For many of the 400,000 women who experience pelvic floor dysfunction each year, diagnosing their condition can be challenging, uncomfortable and time consuming. The pelvic floor is a complex area of the body that requires long experience and special expertise to allow for proper diagnosis.
The pelvic floor can be divided into three compartments:
- Anterior (bladder and urethra)
- Middle (vagina, cervix and uterus)
- Posterior (rectum)
- A complex network of muscles support the entire pelvic floor. Damage to even one of the muscles can lead to prolapse (one or more of the pelvic organs falls out of position), while stretching or tearing can lead to pelvic floor relaxation and a range of symptoms, including incontinence, pelvic pain and/or constipation.
Due to recent advances in sequencing speed, Dynamic Pelvic Magnetic Resonance Imaging (MRI) can now greatly aid in the diagnosis of conditions affecting the pelvic floor. A major benefit of Dynamic Pelvic MRI is enhanced patient comfort, as well as other benefits, including:
- No IV contrast
- No radiation
- Relatively noninvasive (depending on technique)

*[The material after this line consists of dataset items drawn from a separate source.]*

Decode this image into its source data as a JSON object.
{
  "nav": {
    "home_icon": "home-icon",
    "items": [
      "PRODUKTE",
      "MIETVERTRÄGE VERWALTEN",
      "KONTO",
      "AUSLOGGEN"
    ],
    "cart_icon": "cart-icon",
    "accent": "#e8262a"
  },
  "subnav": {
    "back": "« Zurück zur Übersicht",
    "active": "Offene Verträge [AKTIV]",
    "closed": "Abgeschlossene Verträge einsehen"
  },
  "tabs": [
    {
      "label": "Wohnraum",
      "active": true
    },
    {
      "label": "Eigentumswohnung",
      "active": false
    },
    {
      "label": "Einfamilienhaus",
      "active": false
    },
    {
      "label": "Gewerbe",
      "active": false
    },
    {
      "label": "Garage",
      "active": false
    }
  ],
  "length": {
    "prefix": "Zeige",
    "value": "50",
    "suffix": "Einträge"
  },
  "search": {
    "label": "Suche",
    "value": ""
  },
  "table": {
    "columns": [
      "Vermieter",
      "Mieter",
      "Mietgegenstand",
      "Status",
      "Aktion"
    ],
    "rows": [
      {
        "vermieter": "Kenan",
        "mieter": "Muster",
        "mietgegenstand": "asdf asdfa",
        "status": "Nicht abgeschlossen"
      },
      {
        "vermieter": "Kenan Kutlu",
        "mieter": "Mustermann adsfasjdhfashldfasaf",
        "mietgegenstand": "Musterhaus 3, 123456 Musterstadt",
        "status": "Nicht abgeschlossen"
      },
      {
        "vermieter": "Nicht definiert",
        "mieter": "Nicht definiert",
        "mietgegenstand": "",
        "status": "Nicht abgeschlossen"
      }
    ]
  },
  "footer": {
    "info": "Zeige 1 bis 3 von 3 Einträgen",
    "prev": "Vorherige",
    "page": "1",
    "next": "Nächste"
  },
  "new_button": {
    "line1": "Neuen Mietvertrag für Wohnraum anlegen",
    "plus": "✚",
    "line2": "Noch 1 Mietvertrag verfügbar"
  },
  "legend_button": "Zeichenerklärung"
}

- In most cases, patient only has to bear down
- In most cases, no enema
- Dynamic pelvic MR allows radiologists to directly see detailed images of the anatomy of the pelvic floor structures, which allows analysis of anatomy and function. Studies have shown that dynamic pelvic MRI is more sensitive than physical examination, making it the gold standard for diagnosing pelvic floor disorders.